The photo-curable composition of the present invention is a photo-curable composition which is highly sensitive to irradiation of active energy rays such as light, electron beams and X-rays, and comprises a thick film and a pigment such as titanium oxide. Can be satisfactorily cured in a short time even in a composition containing the same, and have excellent cured material properties. In addition, since the curing system does not require the use of a new catalyst or sensitizer, it is possible to reduce costs and improve physical properties of a cured product.

Claims (13)

[Claims] 1. A photocurable composition comprising a cationically polymerizable compound, a radically polymerizable compound, thioxanthone and a derivative thereof, and a diaryliodonium salt compound having a non-nucleophilic counter anion. 2. The diaryliodonium salt compound according to claim 1, wherein the non-nucleophilic counter anion residue is SbF ₆ , P
F ₆ , B (C ₆ F ₅ ), the cationically polymerizable compound is an epoxy compound, a vinyl ether compound, or an oxetane compound, and the radically polymerizable compound is an acrylate compound or a methacrylate compound.

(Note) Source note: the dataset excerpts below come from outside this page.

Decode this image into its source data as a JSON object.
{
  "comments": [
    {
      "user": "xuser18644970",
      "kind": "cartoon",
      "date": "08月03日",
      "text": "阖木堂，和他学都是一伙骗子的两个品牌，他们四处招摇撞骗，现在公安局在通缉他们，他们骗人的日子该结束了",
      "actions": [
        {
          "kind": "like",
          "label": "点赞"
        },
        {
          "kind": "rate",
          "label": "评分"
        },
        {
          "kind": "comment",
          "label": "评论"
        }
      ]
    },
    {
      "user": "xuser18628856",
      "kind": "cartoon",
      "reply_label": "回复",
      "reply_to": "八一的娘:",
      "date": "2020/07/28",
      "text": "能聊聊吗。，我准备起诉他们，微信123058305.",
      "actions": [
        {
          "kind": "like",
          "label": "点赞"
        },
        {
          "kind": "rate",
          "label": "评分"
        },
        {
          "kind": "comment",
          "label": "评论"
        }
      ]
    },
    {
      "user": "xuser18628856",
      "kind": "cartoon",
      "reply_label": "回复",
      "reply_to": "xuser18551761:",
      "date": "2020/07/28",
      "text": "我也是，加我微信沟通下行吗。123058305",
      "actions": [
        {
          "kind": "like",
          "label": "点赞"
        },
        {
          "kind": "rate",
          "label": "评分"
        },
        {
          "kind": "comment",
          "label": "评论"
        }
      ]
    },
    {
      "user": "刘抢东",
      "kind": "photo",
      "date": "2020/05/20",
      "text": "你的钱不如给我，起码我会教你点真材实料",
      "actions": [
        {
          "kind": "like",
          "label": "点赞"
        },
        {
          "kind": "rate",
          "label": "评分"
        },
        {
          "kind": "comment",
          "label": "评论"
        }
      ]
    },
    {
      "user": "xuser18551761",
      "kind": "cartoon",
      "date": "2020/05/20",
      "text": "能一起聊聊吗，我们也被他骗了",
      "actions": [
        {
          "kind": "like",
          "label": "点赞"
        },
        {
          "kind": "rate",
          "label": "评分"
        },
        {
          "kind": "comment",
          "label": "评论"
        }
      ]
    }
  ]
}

Certain photocurable compositions. Non-nucleophilic counter anion residues wherein the diaryl iodonium salt compound is a PF _6, cationically polymerizable compound is a cycloaliphatic epoxy, a radical polymerizable compound is an acrylic ester compound according Item 2. The photocurable composition according to Item 2. 4. A photocurable composition comprising the photocurable composition according to claim 2 and a pigment. 5. A photocurable composition wherein the pigment of claim 4 is titanium oxide. 6. A photo-curing method for photo-curing the photo-curable composition according to claim 1, 2, 3, 4, or 5 with a gallium-containing lamp. 7. The photocurable composition according to claim 2, wherein the radical polymerizable compound is 50% or less and 5% or more of the cationic polymerizable compound. 8. The photocurable composition according to claim 2, wherein the radically polymerizable compound is an acrylate or methacrylate ester, and the radically polymerizable compound is 50% or less and 10% or more of the cationically polymerizable compound. A photocurable ink composition having a compounding ratio. 9. The photocurable composition according to claim 2, wherein the radical polymerizable compound is an acrylate or methacrylate ester, and the radical polymerizable compound is 50% or less of the cationic polymerizable compound and 10% or more of the cationic polymerizable compound. A photocurable photoresist composition having a compounding ratio. 10. The photocurable composition according to claim 2,
An alkali-developable photocurable photoresist composition in which the radical polymerizable compound is an acrylate or methacrylate ester compound, and the radical polymerizable compound is 90% or less and 50% or more of the cationic polymerizable compound. 11. The photocurable composition according to claim 2, wherein
A photocurable adhesive composition in which the radical polymerizable compound is an acrylate or methacrylate ester compound, and the radical polymerizable compound is 30% or less and 5% or more of the cationic polymerizable compound. 12. The diaryliodonium salt compound according to claim 2, wherein the counter anion residue is SbF ₆ or B (C ₆ F
₅ ) A curing method in which the photocatalyst composition is cured by laser light. 13. The laser beam according to claim 12, wherein the wavelength of the laser beam is 360.
A curing method of curing with light of ~ 420 nm.